気になるニュース713回「新たな指導者」

【問】

先日、カトリック教会の最高司教で、全世界のカトリック教徒の精神的な指導者が亡くなりました。バチカン市国の元首でもある、この役職を何といいますか。

【答】

ローマ教皇

キリスト教カトリック教会のローマ教皇庁は4月21日、ローマ教皇フランシスコが88歳で亡くなったと発表しました。
フランシスコ教皇は在任中、世界的な貧富の格差の解消を訴え、貧しい人々の救済にあたったり、難民や移民の保護や気候変動への対応を呼びかけたりするなど、地球規模の課題の解決のために積極的に発言してきました。
また2019年、ローマ教皇としては38年ぶりに日本を訪れ、被爆地の広島や長崎でスピーチを行い、広島では「戦争のために原子力を使用することは、犯罪以外の何ものでもない。核兵器は使用することも、保有することも倫理に反する」と述べ、核兵器の廃絶を強く訴えました。
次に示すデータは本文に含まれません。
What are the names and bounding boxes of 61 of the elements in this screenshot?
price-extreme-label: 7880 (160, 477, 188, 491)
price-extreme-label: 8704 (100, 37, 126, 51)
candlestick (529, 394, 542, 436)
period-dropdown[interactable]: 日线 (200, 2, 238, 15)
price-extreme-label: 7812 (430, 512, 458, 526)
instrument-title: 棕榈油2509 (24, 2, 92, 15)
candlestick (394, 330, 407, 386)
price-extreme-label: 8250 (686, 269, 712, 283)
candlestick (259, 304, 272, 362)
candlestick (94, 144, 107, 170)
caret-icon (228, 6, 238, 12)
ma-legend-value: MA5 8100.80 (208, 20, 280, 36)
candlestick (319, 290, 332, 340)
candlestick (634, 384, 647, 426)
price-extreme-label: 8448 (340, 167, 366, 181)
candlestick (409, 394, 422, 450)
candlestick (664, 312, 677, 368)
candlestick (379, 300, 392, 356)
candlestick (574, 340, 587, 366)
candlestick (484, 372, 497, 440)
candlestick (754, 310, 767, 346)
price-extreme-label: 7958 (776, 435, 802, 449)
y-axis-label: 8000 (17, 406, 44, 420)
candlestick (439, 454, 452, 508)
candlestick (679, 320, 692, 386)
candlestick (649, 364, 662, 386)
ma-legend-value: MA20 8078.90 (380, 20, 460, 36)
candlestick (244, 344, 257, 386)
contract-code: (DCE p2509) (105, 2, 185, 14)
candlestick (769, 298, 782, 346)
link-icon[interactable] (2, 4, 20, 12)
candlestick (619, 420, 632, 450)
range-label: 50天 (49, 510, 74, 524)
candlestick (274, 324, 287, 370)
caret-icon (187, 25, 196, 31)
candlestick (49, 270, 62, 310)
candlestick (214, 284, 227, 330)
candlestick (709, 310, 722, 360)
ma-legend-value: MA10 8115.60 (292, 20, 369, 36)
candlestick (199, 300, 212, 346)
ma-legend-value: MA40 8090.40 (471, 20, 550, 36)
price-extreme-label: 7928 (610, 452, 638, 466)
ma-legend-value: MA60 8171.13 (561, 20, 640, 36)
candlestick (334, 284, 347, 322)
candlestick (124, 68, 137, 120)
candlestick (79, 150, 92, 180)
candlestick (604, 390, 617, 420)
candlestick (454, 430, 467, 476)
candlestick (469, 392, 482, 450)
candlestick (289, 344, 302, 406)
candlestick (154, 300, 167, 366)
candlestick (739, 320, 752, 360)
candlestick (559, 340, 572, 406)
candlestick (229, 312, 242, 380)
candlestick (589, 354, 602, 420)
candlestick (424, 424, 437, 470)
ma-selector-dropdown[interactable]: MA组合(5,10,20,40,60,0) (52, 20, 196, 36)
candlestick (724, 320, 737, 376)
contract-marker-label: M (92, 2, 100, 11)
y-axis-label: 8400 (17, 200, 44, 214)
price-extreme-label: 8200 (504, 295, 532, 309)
日本を最初に訪れたローマ教皇としては、1981年に来日した、ヨハネ・パウロ2世が知られています。東京、広島、長崎を訪問し、カトリック教会の信者だけでなく、多くの日本人から注目されました。
特に広島での「戦争は人間の仕業です。」と日本語で語り始めた平和メッセージは、平和な世の中を作らねばならないという意思が表れており、今も人々の記憶に残されていることでしょう。私自身、平和記念公園で直にそのメッセージを聞いて、衝撃を受けました。

ローマ教皇庁は5月8日、新教皇としてアメリカ出身のロバート・フランシス・プレボスト枢機卿が選出されたと発表しました。教皇名はレオ14世です。
現在、世界には紛争や難民、飢餓や気候変動など様々な課題があります。ローマ教皇には直接何かを決定する権力はありませんが、一つの宗教を導くリーダーとして、レオ14世がそれらの課題に対してどのような言葉を発し、働きかけていくのか注目したいと思います。